Los tres días siguientes fueron para mí lo que para otros son las oposiciones a catedrático; algo temido desde tiempo atrás, pero inevitable para hacerse hombre. En la misma calle de Carlos III Pedrito rompió la ventanilla de un Renault Gordini con una piedra, arrancó los cables y montó un puente no sin equivocarse un poco, con el consiguiente derrame de claxonazos inconexos. Salimos al galope hacia Lecumberri por una carretera cuyas tenebrosas curvas se adaptaban exquisitamente a los bandazos del loco que conducía, y aspiré con placer el hedor de la papelera tolosina a las siete de la tarde.
A partir de ese momento, San Sebastián, antigua residencia veraniega de pelmazos madrileños, hoy charco de alcohol en el verde corazón de Guipúzcoa, nos acogió como una madre que es y nos descargó en el estómago no menos de dos litros de vino en media hora.
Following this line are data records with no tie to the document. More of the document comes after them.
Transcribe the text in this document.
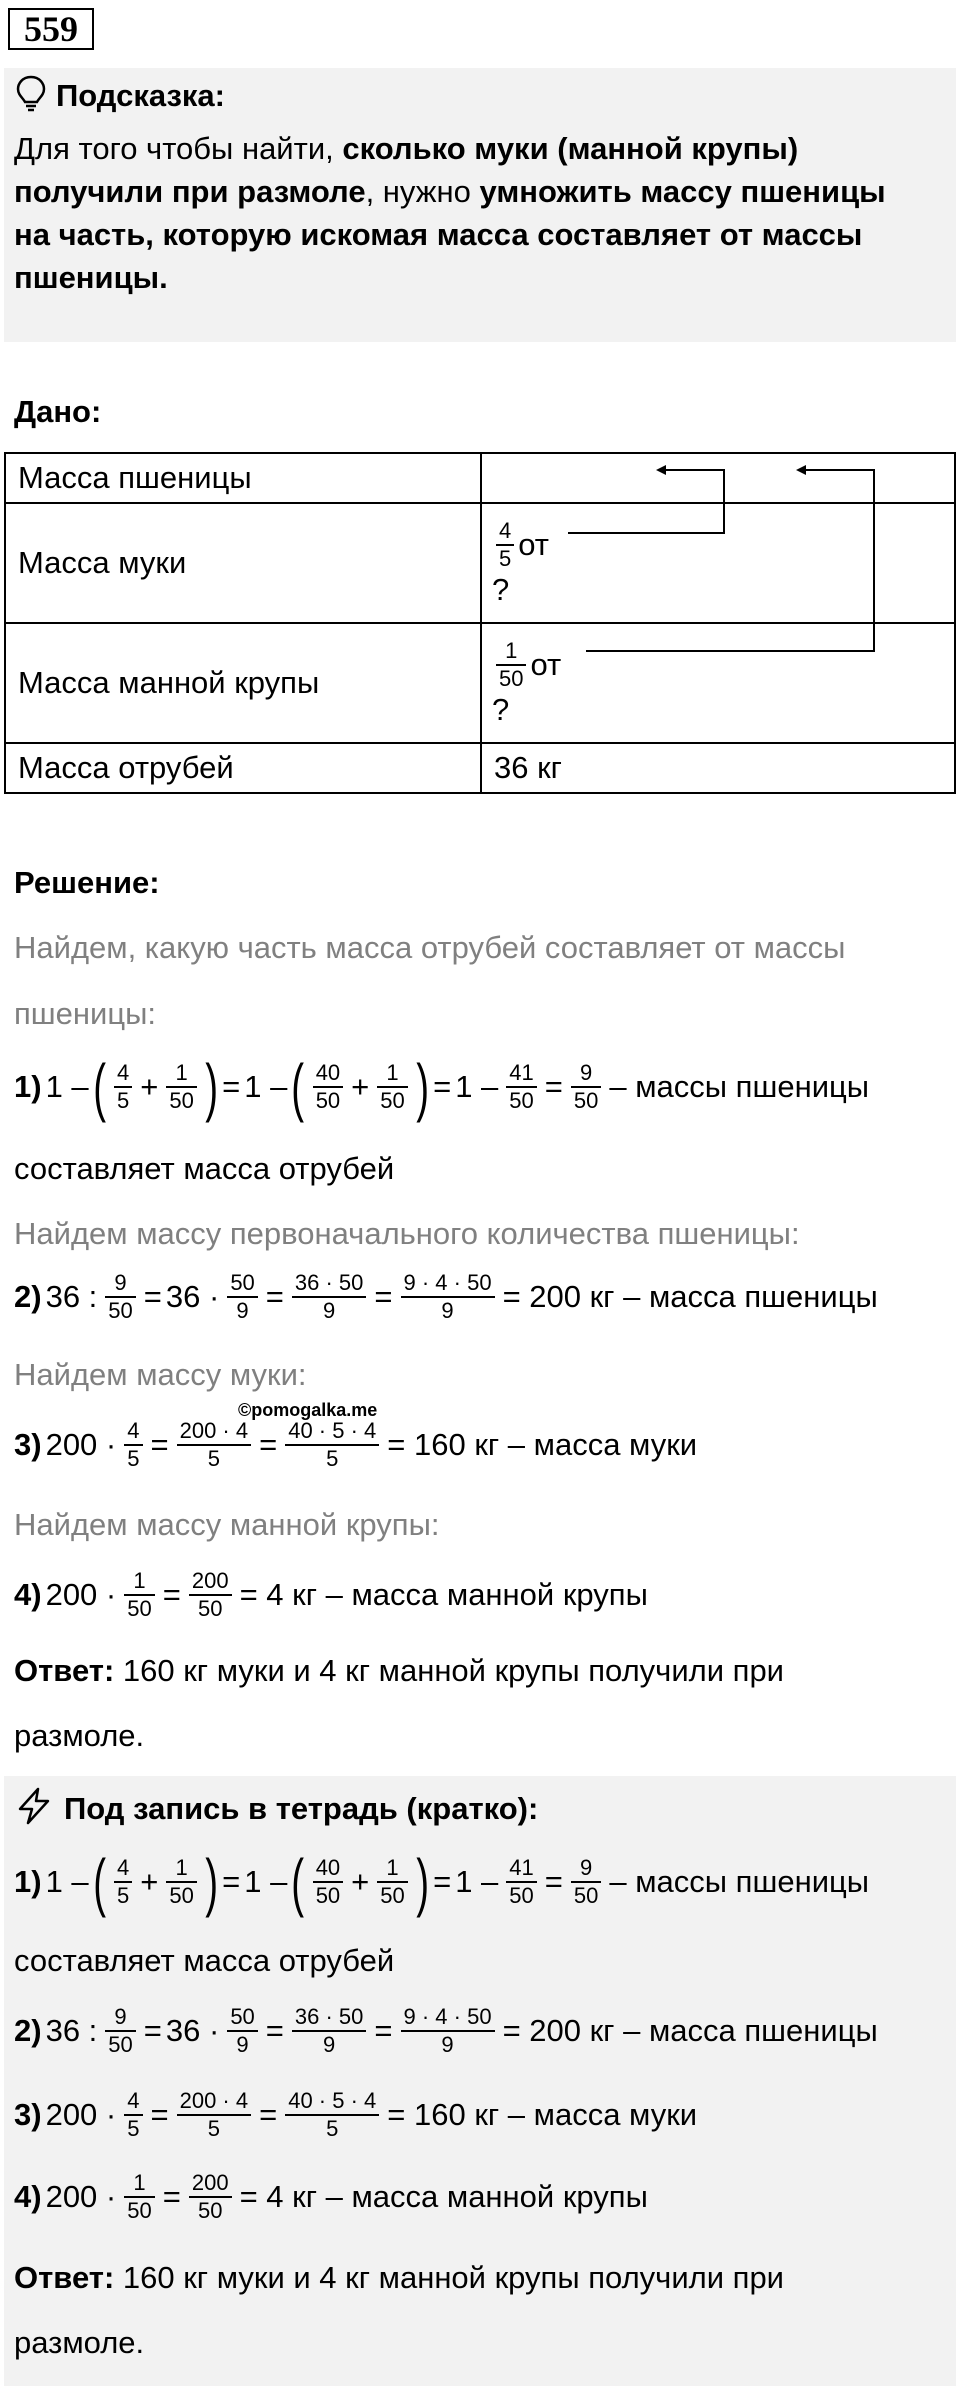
559
Подсказка:
Для того чтобы найти, сколько муки (манной крупы)
получили при размоле, нужно умножить массу пшеницы
на часть, которую искомая масса составляет от массы
пшеницы.
Дано:
Масса пшеницы	
Масса муки	$\frac{4}{5}$ от
?

Масса манной крупы	$\frac{1}{50}$ от
?

Масса отрубей	36 кг
Решение:
Найдем, какую часть масса отрубей составляет от массы
пшеницы:
1) 1 – ( $\frac{4}{5} + \frac{1}{50}$ ) = 1 – ( $\frac{40}{50} + \frac{1}{50}$ ) = $1 - \frac{41}{50} = \frac{9}{50}$ – массы пшеницы
составляет масса отрубей
Найдем массу первоначального количества пшеницы:
2) 36 : $\frac{9}{50} = 36 \cdot \frac{50}{9} = \frac{36 \cdot 50}{9} = \frac{9 \cdot 4 \cdot 50}{9} = 200$ кг – масса пшеницы
Найдем массу муки:
©pomogalka.me
3) $200 \cdot \frac{4}{5} = \frac{200 \cdot 4}{5} = \frac{40 \cdot 5 \cdot 4}{5} = 160$ кг – масса муки
Найдем массу манной крупы:
4) $200 \cdot \frac{1}{50} = \frac{200}{50} = 4$ кг – масса манной крупы
Ответ: 160 кг муки и 4 кг манной крупы получили при
размоле.
Под запись в тетрадь (кратко):
1) 1 – ( $\frac{4}{5} + \frac{1}{50}$ ) = 1 – ( $\frac{40}{50} + \frac{1}{50}$ ) = $1 - \frac{41}{50} = \frac{9}{50}$ – массы пшеницы
составляет масса отрубей
2) 36 : $\frac{9}{50} = 36 \cdot \frac{50}{9} = \frac{36 \cdot 50}{9} = \frac{9 \cdot 4 \cdot 50}{9} = 200$ кг – масса пшеницы
3) $200 \cdot \frac{4}{5} = \frac{200 \cdot 4}{5} = \frac{40 \cdot 5 \cdot 4}{5} = 160$ кг – масса муки
4) $200 \cdot \frac{1}{50} = \frac{200}{50} = 4$ кг – масса манной крупы
Ответ: 160 кг муки и 4 кг манной крупы получили при
размоле.
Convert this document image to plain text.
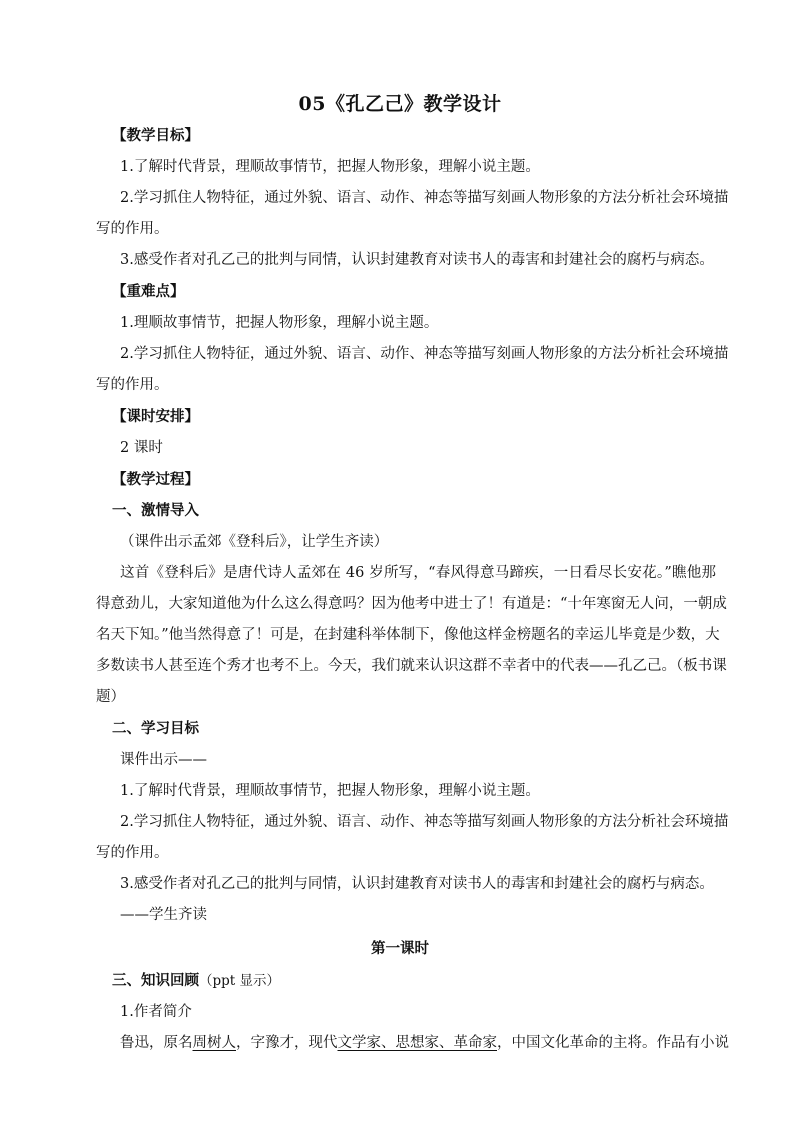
05《孔乙己》教学设计
【教学目标】
1.了解时代背景，理顺故事情节，把握人物形象，理解小说主题。
2.学习抓住人物特征，通过外貌、语言、动作、神态等描写刻画人物形象的方法分析社会环境描
写的作用。
3.感受作者对孔乙己的批判与同情，认识封建教育对读书人的毒害和封建社会的腐朽与病态。
【重难点】
1.理顺故事情节，把握人物形象，理解小说主题。
2.学习抓住人物特征，通过外貌、语言、动作、神态等描写刻画人物形象的方法分析社会环境描
写的作用。
【课时安排】
2 课时
【教学过程】
一、激情导入
（课件出示孟郊《登科后》，让学生齐读）
这首《登科后》是唐代诗人孟郊在 46 岁所写，“春风得意马蹄疾，一日看尽长安花。”瞧他那
得意劲儿，大家知道他为什么这么得意吗？因为他考中进士了！有道是：“十年寒窗无人问，一朝成
名天下知。”他当然得意了！可是，在封建科举体制下，像他这样金榜题名的幸运儿毕竟是少数，大
多数读书人甚至连个秀才也考不上。今天，我们就来认识这群不幸者中的代表——孔乙己。（板书课
题）
二、学习目标
课件出示——
1.了解时代背景，理顺故事情节，把握人物形象，理解小说主题。
2.学习抓住人物特征，通过外貌、语言、动作、神态等描写刻画人物形象的方法分析社会环境描
写的作用。
3.感受作者对孔乙己的批判与同情，认识封建教育对读书人的毒害和封建社会的腐朽与病态。
——学生齐读
第一课时
三、知识回顾（ppt 显示）
1.作者简介
鲁迅，原名周树人，字豫才，现代文学家、思想家、革命家，中国文化革命的主将。作品有小说
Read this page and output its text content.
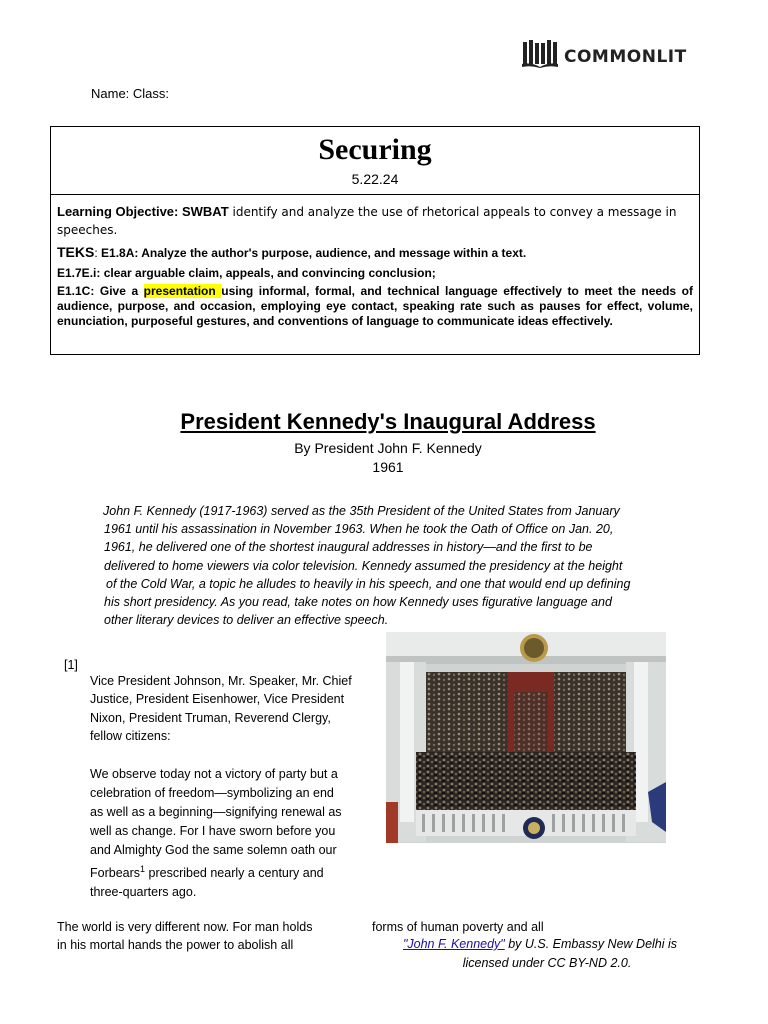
COMMONLIT
Name: Class:
Securing
5.22.24
Learning Objective: SWBAT identify and analyze the use of rhetorical appeals to convey a message in speeches.
TEKS: E1.8A: Analyze the author's purpose, audience, and message within a text.
E1.7E.i: clear arguable claim, appeals, and convincing conclusion;
E1.1C: Give a presentation using informal, formal, and technical language effectively to meet the needs of audience, purpose, and occasion, employing eye contact, speaking rate such as pauses for effect, volume, enunciation, purposeful gestures, and conventions of language to communicate ideas effectively.
President Kennedy's Inaugural Address
By President John F. Kennedy
1961
John F. Kennedy (1917-1963) served as the 35th President of the United States from January
1961 until his assassination in November 1963. When he took the Oath of Office on Jan. 20,
1961, he delivered one of the shortest inaugural addresses in history—and the first to be
delivered to home viewers via color television. Kennedy assumed the presidency at the height
of the Cold War, a topic he alludes to heavily in his speech, and one that would end up defining
his short presidency. As you read, take notes on how Kennedy uses figurative language and
other literary devices to deliver an effective speech.
[1]
Vice President Johnson, Mr. Speaker, Mr. Chief
Justice, President Eisenhower, Vice President
Nixon, President Truman, Reverend Clergy,
fellow citizens:
We observe today not a victory of party but a
celebration of freedom—symbolizing an end
as well as a beginning—signifying renewal as
well as change. For I have sworn before you
and Almighty God the same solemn oath our
Forbears$^1$ prescribed nearly a century and
three-quarters ago.
The world is very different now. For man holds
in his mortal hands the power to abolish all
forms of human poverty and all
"John F. Kennedy" by U.S. Embassy New Delhi is
licensed under CC BY-ND 2.0.
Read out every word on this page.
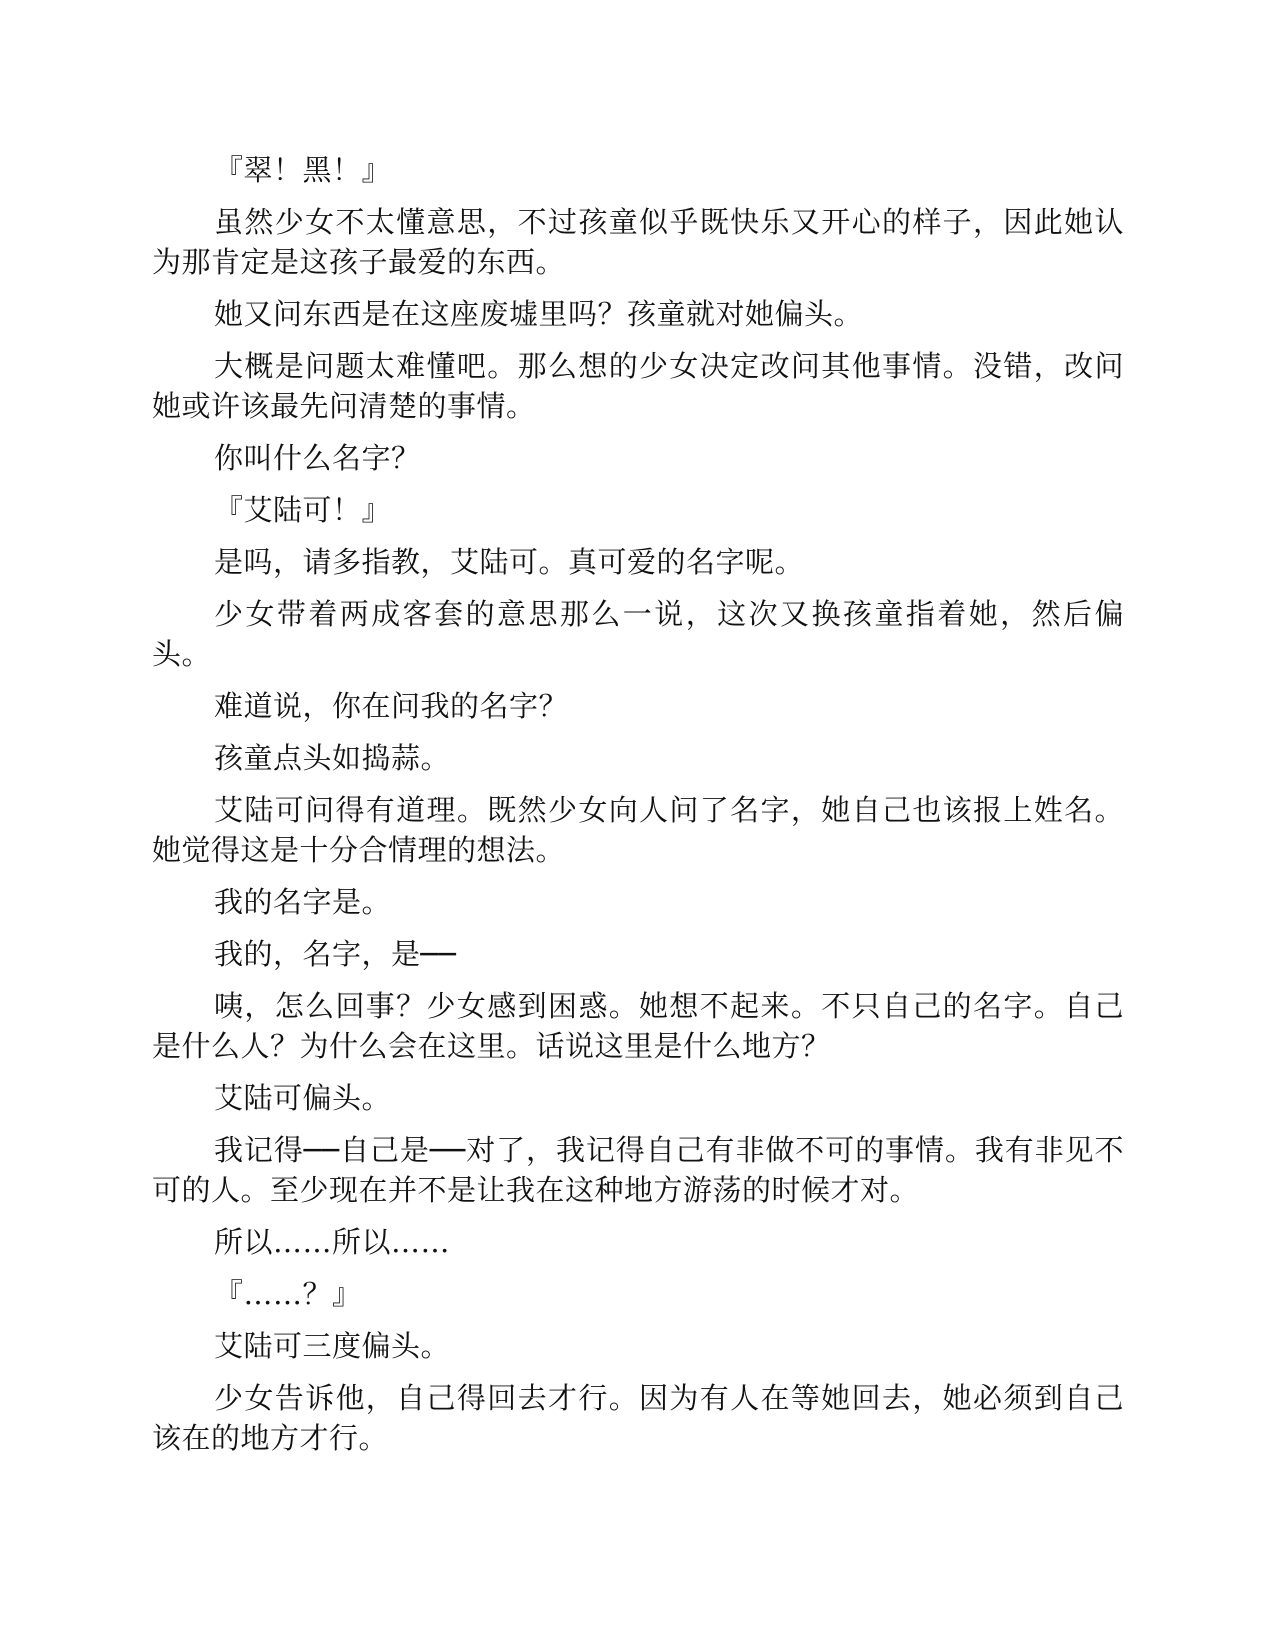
『翠！黑！』

虽然少女不太懂意思，不过孩童似乎既快乐又开心的样子，因此她认为那肯定是这孩子最爱的东西。

她又问东西是在这座废墟里吗？孩童就对她偏头。

大概是问题太难懂吧。那么想的少女决定改问其他事情。没错，改问她或许该最先问清楚的事情。

你叫什么名字？

『艾陆可！』

是吗，请多指教，艾陆可。真可爱的名字呢。

少女带着两成客套的意思那么一说，这次又换孩童指着她，然后偏头。

难道说，你在问我的名字？

孩童点头如捣蒜。

艾陆可问得有道理。既然少女向人问了名字，她自己也该报上姓名。她觉得这是十分合情理的想法。

我的名字是。

我的，名字，是──

咦，怎么回事？少女感到困惑。她想不起来。不只自己的名字。自己是什么人？为什么会在这里。话说这里是什么地方？

艾陆可偏头。

我记得──自己是──对了，我记得自己有非做不可的事情。我有非见不可的人。至少现在并不是让我在这种地方游荡的时候才对。

所以……所以……

『……？』

艾陆可三度偏头。

少女告诉他，自己得回去才行。因为有人在等她回去，她必须到自己该在的地方才行。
El inteligente mecanismo digestivo vomitó el contenido sobre unos franceses que insistieron en golpearnos, sin conseguirlo gracias a que Pedrito hizo girar con gran habilidad una navaja de respetables dimensiones bajo sus narices, y volvimos a empezar como si tal cosa, saltando y gritando «Gora Euskadi» o «Viva Asturias», indiscriminadamente.
Aquellos que nunca hayan vivido el espectáculo entre deslumbrador y repugnante de una ciudad entera de hombres borrachos, desconocen uno de los aspectos más instructivos de la cultura, sólo superado por la guerra y la peste bubónica. Pocos son los lugares en que tal cosa sucede a fecha fija; en Bruselas o Liverpool hay siempre los mismos borrachos en los mismos lugares, todos los días; pero en algunas ciudades la borrachera diaria es un aperitivo de la borrachera colectiva a plazo fijo. Pues bien, de esas ciudades alcohólicas con premeditación, la inmensa mayoría son españolas, y de ellas no menos de la mitad están en el País Vasco. La así llamada Tamborrada es una más de las muchas fechas en que toca viril borrachera colectiva donostiarra. Es un acontecimiento algo alejado de las Panateneas, Saturnalias, Lucarias, Furrinalias o Volturnalias, pero no deja de tener su gracia.
A las tres de la madrugada, Pedrito y yo nos descolgábamos por las escaleras de la Concha con el fin de vomitar por tercera vez, ahora en la playa, pero no lográbamos pisar arena; muy al contrario, resbalábamos sobre una superficie viscosa. Incliné mi inexistente cabeza hacia el suelo y me percaté de que estábamos caminando sobre una alfombra de CALAMARES. «Mira —le dije con voz sosegada pero con el corazón en vilo—, la playa está cubierta de calamares.» Al no recibir respuesta busqué a Pedrito con la mirada, al tiempo que recibía un culatazo en los riñones. «Circulen, coño», dijo el amable funcionario de la metralleta. La playa de calamares estaba llena de gente provista de sacos en los que trataba de meter el mayor número de calamares posible, mientras iba siendo empujada con métodos poco delicados por las así llamadas fuerzas del orden. Yo no entendía muy bien lo que estaba sucediendo, y tampoco lo entendí luego, cuando el comisario habló de mareas, bancos de sepia y el precio de mercado, pero de una cosa era consciente: de que a Pedrito y a su navaja podían intentar separarlos.
Sólo a un borracho se le ocurre gritar: «¡Pedrito, tira la navaja!» justo cuando está siendo retirado a culatazos de un lugar, y gritárselo a un compañero a quien arrastran por el pelo dos civiles. Así me lo hizo comprender Pedrito, una vez esposados y vomitados en el calabozo, sin perder ni por un momento su mirada despiadada y serena: «Ya decía Susana que parecías tonto.» Traté de contener la taquicardia sin ningún resultado, pero logré retrasar mi pregunta unos segundos, los suficientes para no hacer gallos. «¿Quién es Susana?» Me miró como se mira a alguien que nos pregunta dónde está la Plaza de Cataluña en la Plaza de Cataluña. «¿Todavía no sabes ni su nombre? Mi hermana, imbécil.» Ahora ya lo sabía. Sabía que se llamaba Susana, que me tomaba por tonto, y que pronto se iba a enterar de lo mal que suelo comportarme cuando piso calamares.